19th Oct 2015 07:00
LONDON (Alliance News) - Baron Oil PLC Monday said the cost of exiting the Nancy Burdine Maxine field in Colombia will total around USD1.0 million over the next six months as it completes the formal handover of the field to the state-owned oil company.
Inversiones Petroleras de Columbia, in which Baron holds a 50% stake, was operating the field, but handed over formal operator-ship last Friday to its partner, the state-owned oil company Ecopetrol SA.
The field was producing around 400 barrels of oil per day in the first half of 2015 but this was "abruptly stopped towards the end of the reporting period" due to downhole corrosion, it said in September.

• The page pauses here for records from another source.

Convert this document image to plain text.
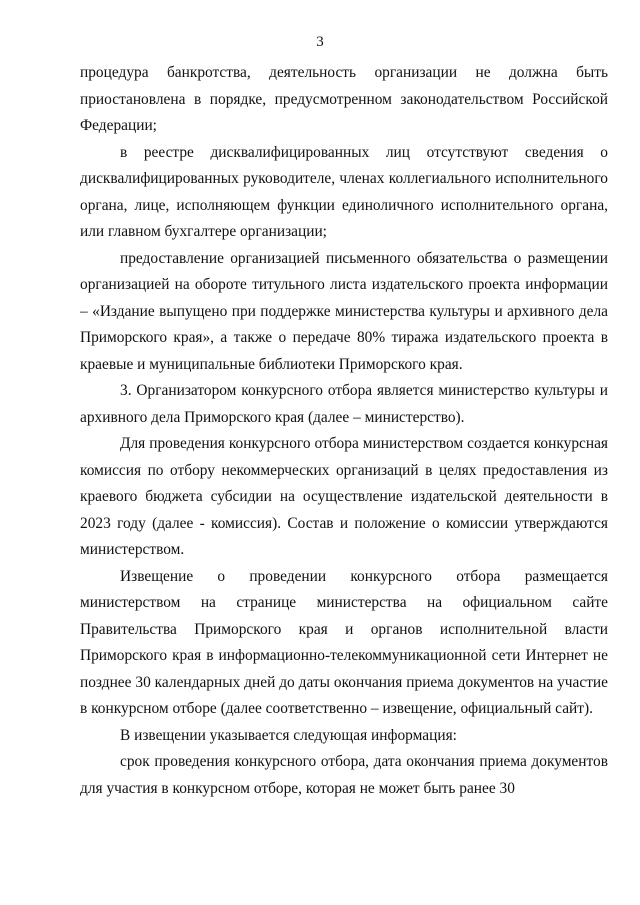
3

процедура банкротства, деятельность организации не должна быть приостановлена в порядке, предусмотренном законодательством Российской Федерации;

в реестре дисквалифицированных лиц отсутствуют сведения о дисквалифицированных руководителе, членах коллегиального исполнительного органа, лице, исполняющем функции единоличного исполнительного органа, или главном бухгалтере организации;

предоставление организацией письменного обязательства о размещении организацией на обороте титульного листа издательского проекта информации – «Издание выпущено при поддержке министерства культуры и архивного дела Приморского края», а также о передаче 80% тиража издательского проекта в краевые и муниципальные библиотеки Приморского края.

3. Организатором конкурсного отбора является министерство культуры и архивного дела Приморского края (далее – министерство).

Для проведения конкурсного отбора министерством создается конкурсная комиссия по отбору некоммерческих организаций в целях предоставления из краевого бюджета субсидии на осуществление издательской деятельности в 2023 году (далее - комиссия). Состав и положение о комиссии утверждаются министерством.

Извещение о проведении конкурсного отбора размещается министерством на странице министерства на официальном сайте Правительства Приморского края и органов исполнительной власти Приморского края в информационно-телекоммуникационной сети Интернет не позднее 30 календарных дней до даты окончания приема документов на участие в конкурсном отборе (далее соответственно – извещение, официальный сайт).

В извещении указывается следующая информация:

срок проведения конкурсного отбора, дата окончания приема документов для участия в конкурсном отборе, которая не может быть ранее 30
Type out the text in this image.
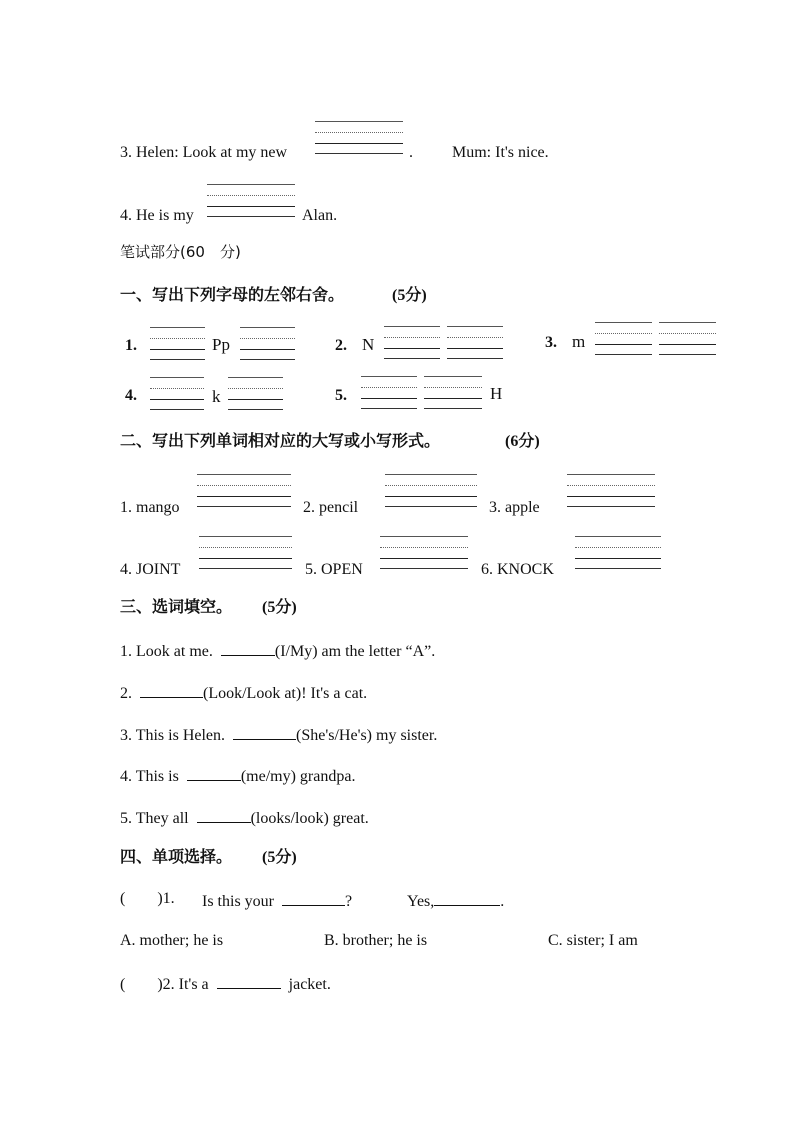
3. Helen: Look at my new	. Mum: It's nice.
4. He is my	Alan.
笔试部分(60　分)
一、写出下列字母的左邻右舍。	(5分)
1.	Pp	2. N	3. m
4.	k	5.	H
二、写出下列单词相对应的大写或小写形式。	(6分)
1. mango	2. pencil	3. apple
4. JOINT	5. OPEN	6. KNOCK
三、选词填空。 (5分)
1. Look at me.	(I/My) am the letter “A”.
2.	(Look/Look at)! It's a cat.
3. This is Helen.	(She's/He's) my sister.
4. This is	(me/my) grandpa.
5. They all	(looks/look) great.
四、单项选择。 (5分)
(　　)1. Is this your	?	Yes,	.
A. mother; he is	B. brother; he is	C. sister; I am
(　　)2. It's a	jacket.
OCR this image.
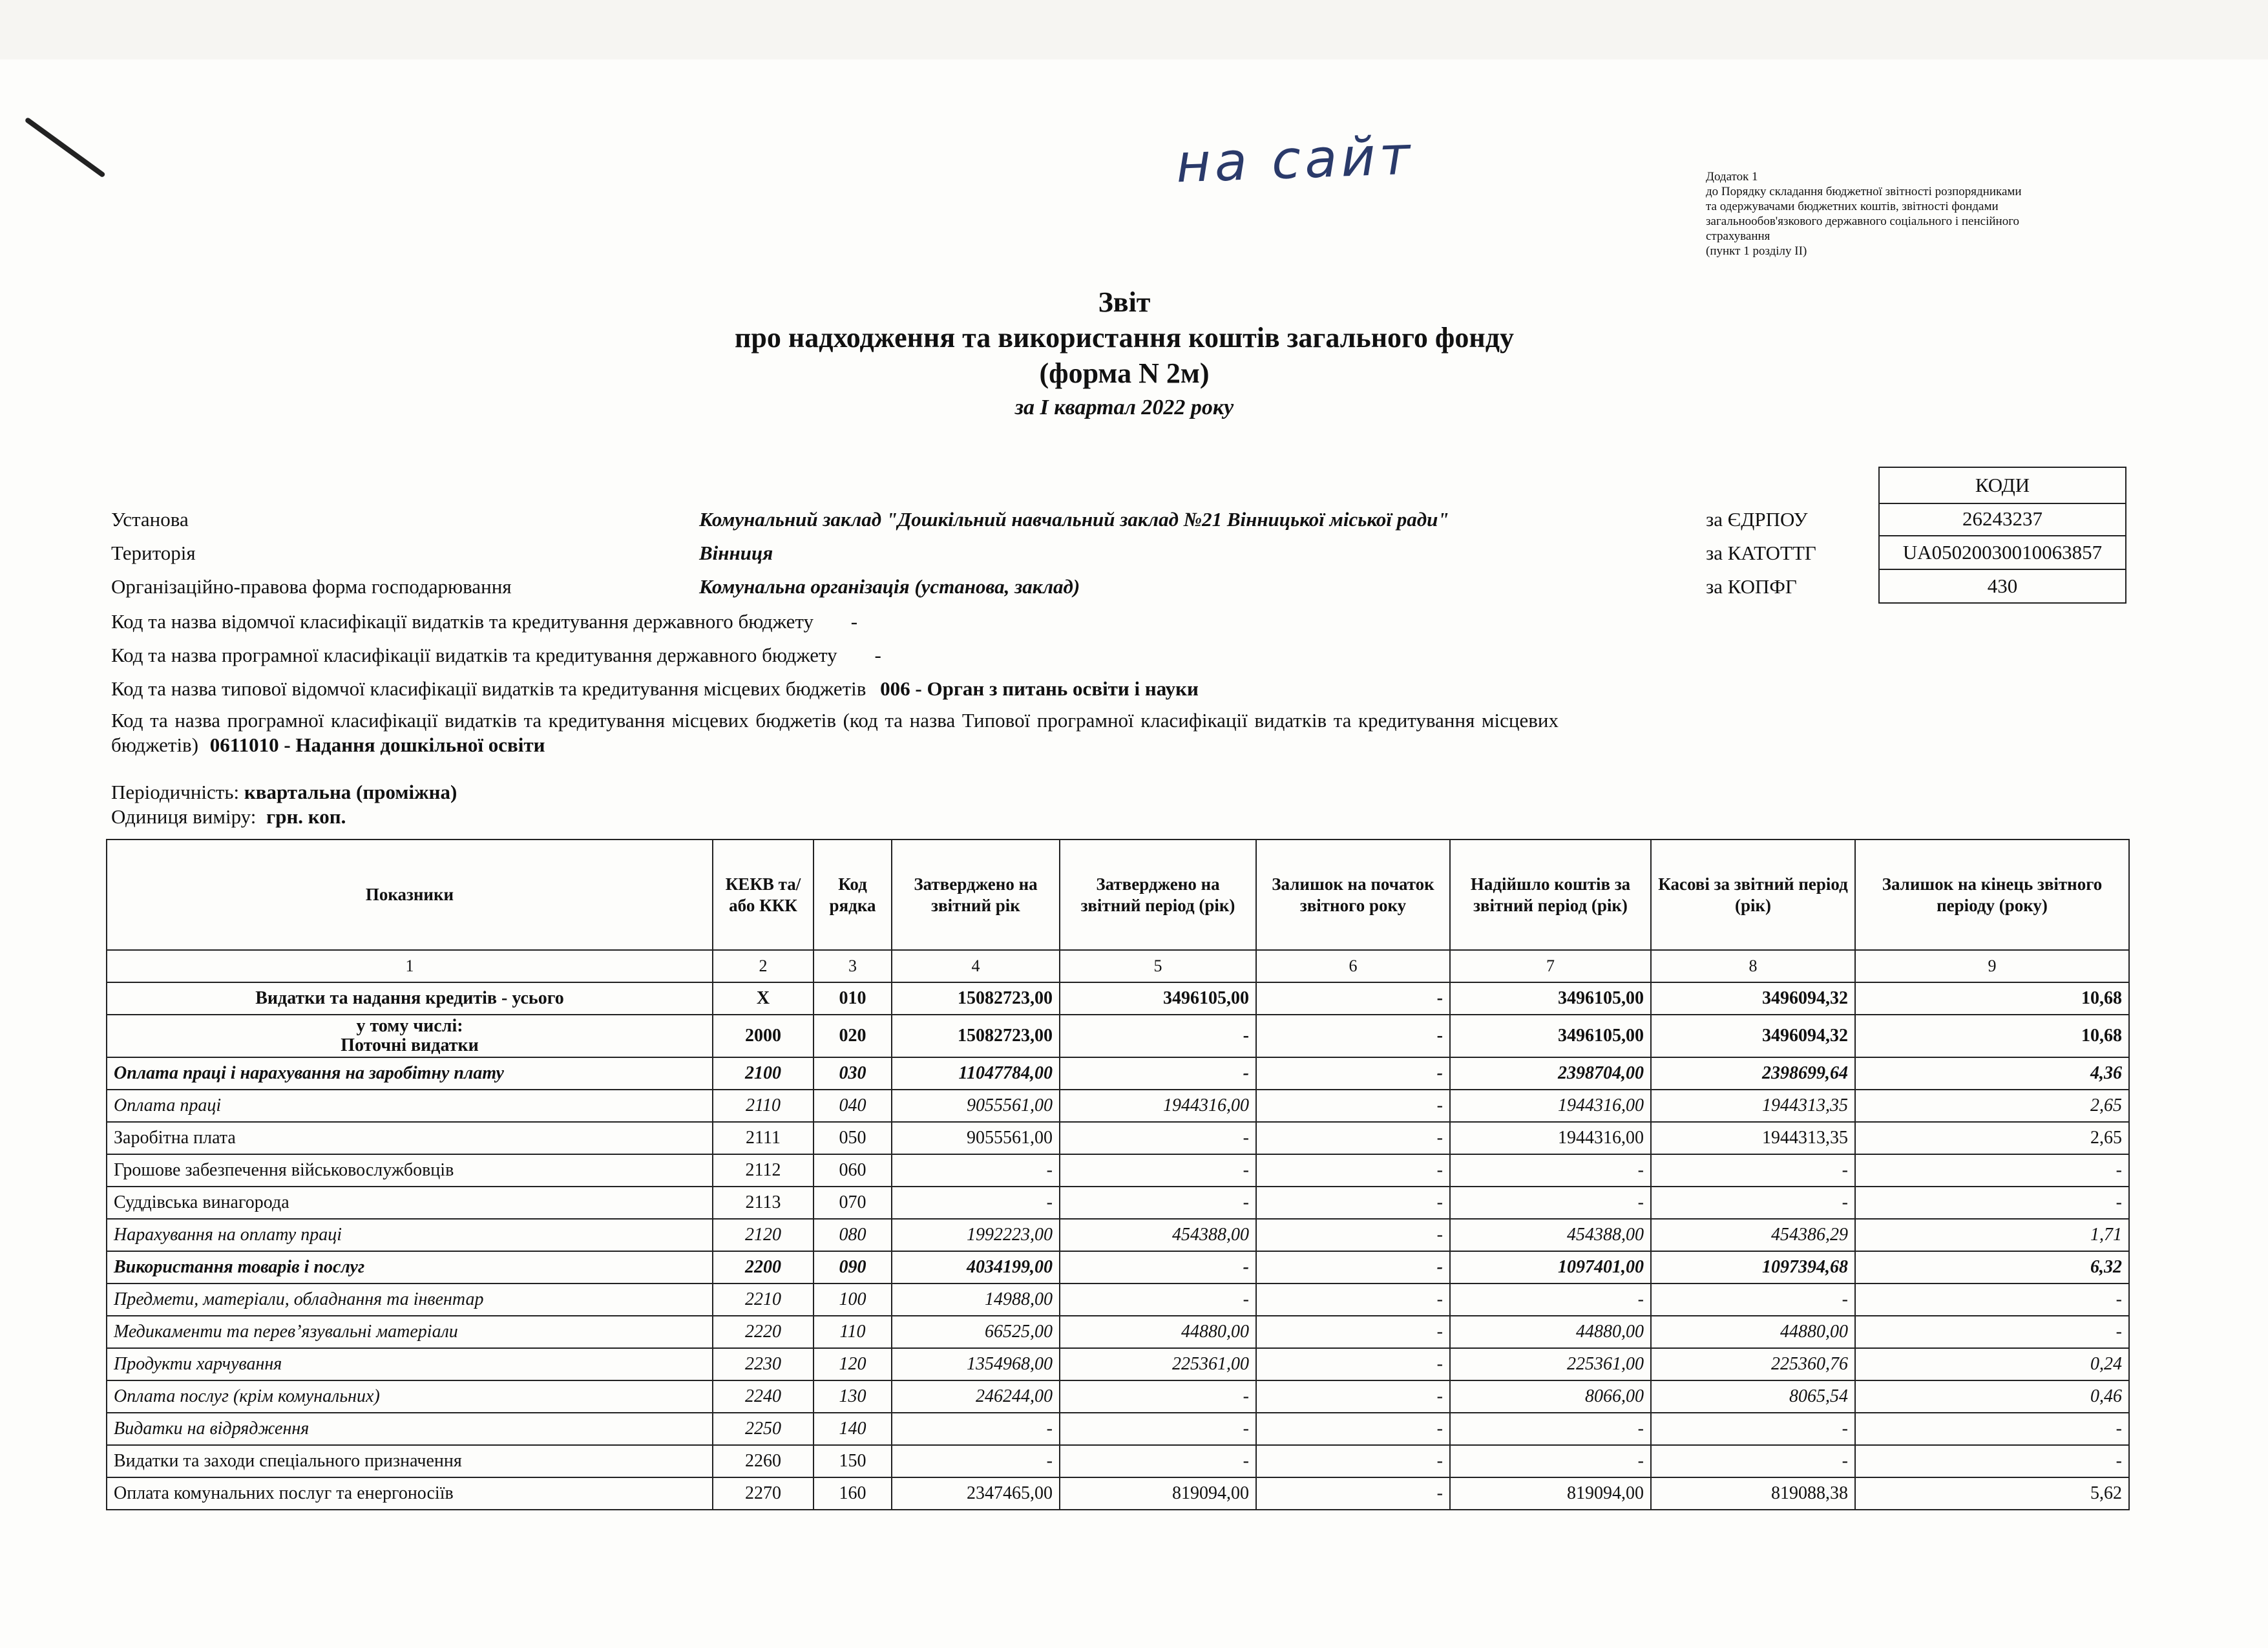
на сайт	Додаток 1
до Порядку складання бюджетної звітності розпорядниками
та одержувачами бюджетних коштів, звітності фондами
загальнообов'язкового державного соціального і пенсійного
страхування
(пункт 1 розділу II)
Звіт
про надходження та використання коштів загального фонду
(форма N 2м)
за I квартал 2022 року
КОДИ
за ЄДРПОУ	26243237
за КАТОТТГ	UA05020030010063857
за КОПФГ	430
Установа	Комунальний заклад "Дошкільний навчальний заклад №21 Вінницької міської ради"
Територія	Вінниця
Організаційно-правова форма господарювання	Комунальна організація (установа, заклад)
Код та назва відомчої класифікації видатків та кредитування державного бюджету -
Код та назва програмної класифікації видатків та кредитування державного бюджету -
Код та назва типової відомчої класифікації видатків та кредитування місцевих бюджетів 006 - Орган з питань освіти і науки
Код та назва програмної класифікації видатків та кредитування місцевих бюджетів (код та назва Типової програмної класифікації видатків та кредитування місцевих бюджетів) 0611010 - Надання дошкільної освіти
Періодичність: квартальна (проміжна)
Одиниця виміру: грн. коп.
Показники	КЕКВ та/або ККК	Код рядка	Затверджено на звітний рік	Затверджено на звітний період (рік)	Залишок на початок звітного року	Надійшло коштів за звітний період (рік)	Касові за звітний період (рік)	Залишок на кінець звітного періоду (року)
1	2	3	4	5	6	7	8	9
Видатки та надання кредитів - усього	X	010	15082723,00	3496105,00	-	3496105,00	3496094,32	10,68
у тому числі:
Поточні видатки	2000	020	15082723,00	-	-	3496105,00	3496094,32	10,68
Оплата праці і нарахування на заробітну плату	2100	030	11047784,00	-	-	2398704,00	2398699,64	4,36
Оплата праці	2110	040	9055561,00	1944316,00	-	1944316,00	1944313,35	2,65
Заробітна плата	2111	050	9055561,00	-	-	1944316,00	1944313,35	2,65
Грошове забезпечення військовослужбовців	2112	060	-	-	-	-	-	-
Суддівська винагорода	2113	070	-	-	-	-	-	-
Нарахування на оплату праці	2120	080	1992223,00	454388,00	-	454388,00	454386,29	1,71
Використання товарів і послуг	2200	090	4034199,00	-	-	1097401,00	1097394,68	6,32
Предмети, матеріали, обладнання та інвентар	2210	100	14988,00	-	-	-	-	-
Медикаменти та перев’язувальні матеріали	2220	110	66525,00	44880,00	-	44880,00	44880,00	-
Продукти харчування	2230	120	1354968,00	225361,00	-	225361,00	225360,76	0,24
Оплата послуг (крім комунальних)	2240	130	246244,00	-	-	8066,00	8065,54	0,46
Видатки на відрядження	2250	140	-	-	-	-	-	-
Видатки та заходи спеціального призначення	2260	150	-	-	-	-	-	-
Оплата комунальних послуг та енергоносіїв	2270	160	2347465,00	819094,00	-	819094,00	819088,38	5,62
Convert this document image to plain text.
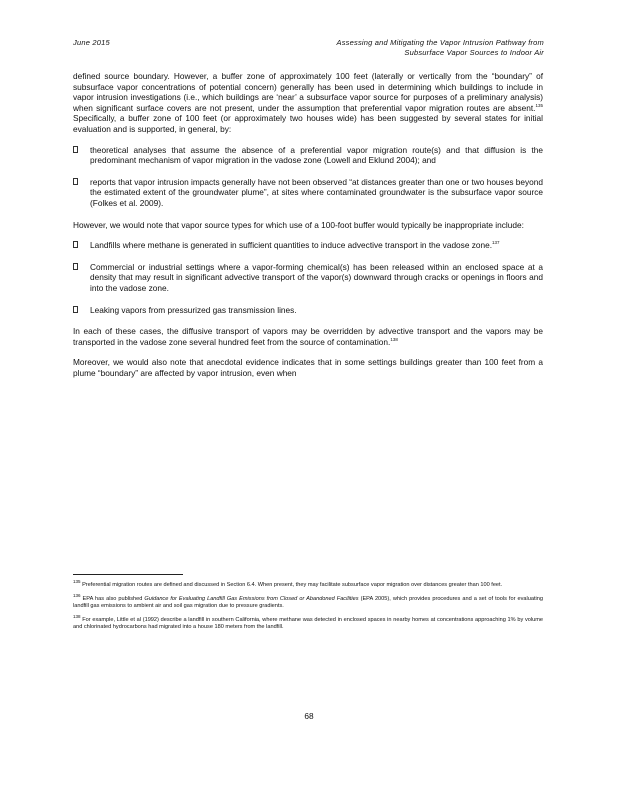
June 2015	Assessing and Mitigating the Vapor Intrusion Pathway from
Subsurface Vapor Sources to Indoor Air

defined source boundary. However, a buffer zone of approximately 100 feet (laterally or vertically from the “boundary” of subsurface vapor concentrations of potential concern) generally has been used in determining which buildings to include in vapor intrusion investigations (i.e., which buildings are ‘near’ a subsurface vapor source for purposes of a preliminary analysis) when significant surface covers are not present, under the assumption that preferential vapor migration routes are absent.$^{135}$ Specifically, a buffer zone of 100 feet (or approximately two houses wide) has been suggested by several states for initial evaluation and is supported, in general, by:

theoretical analyses that assume the absence of a preferential vapor migration route(s) and that diffusion is the predominant mechanism of vapor migration in the vadose zone (Lowell and Eklund 2004); and
reports that vapor intrusion impacts generally have not been observed “at distances greater than one or two houses beyond the estimated extent of the groundwater plume”, at sites where contaminated groundwater is the subsurface vapor source (Folkes et al. 2009).

However, we would note that vapor source types for which use of a 100-foot buffer would typically be inappropriate include:

Landfills where methane is generated in sufficient quantities to induce advective transport in the vadose zone.$^{137}$
Commercial or industrial settings where a vapor-forming chemical(s) has been released within an enclosed space at a density that may result in significant advective transport of the vapor(s) downward through cracks or openings in floors and into the vadose zone.
Leaking vapors from pressurized gas transmission lines.

In each of these cases, the diffusive transport of vapors may be overridden by advective transport and the vapors may be transported in the vadose zone several hundred feet from the source of contamination.$^{138}$

Moreover, we would also note that anecdotal evidence indicates that in some settings buildings greater than 100 feet from a plume “boundary” are affected by vapor intrusion, even when

$^{135}$ Preferential migration routes are defined and discussed in Section 6.4. When present, they may facilitate subsurface vapor migration over distances greater than 100 feet.

$^{136}$ EPA has also published Guidance for Evaluating Landfill Gas Emissions from Closed or Abandoned Facilities (EPA 2005), which provides procedures and a set of tools for evaluating landfill gas emissions to ambient air and soil gas migration due to pressure gradients.

$^{138}$ For example, Little et al (1992) describe a landfill in southern California, where methane was detected in enclosed spaces in nearby homes at concentrations approaching 1% by volume and chlorinated hydrocarbons had migrated into a house 180 meters from the landfill.

68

To fix the problem, it would have had to re-enter the well but said it decided against this because it would involve "significant operational risk and cost" which could not be recovered from any further production sourced from the well.
Baron's contract on the field then expired and its request to continue operating the field was rejected by Ecopetrol.
Over the next six months, Baron will work to complete all the formal field handover documentation and the net cost of exiting the country will be around USD1.0 million, mainly related to accrued royalty payments and capital costs owed to Ecopetrol.
Back in September, the company said it is focused on finding new opportunities in Peru "and elsewhere" following the exit from Colombia.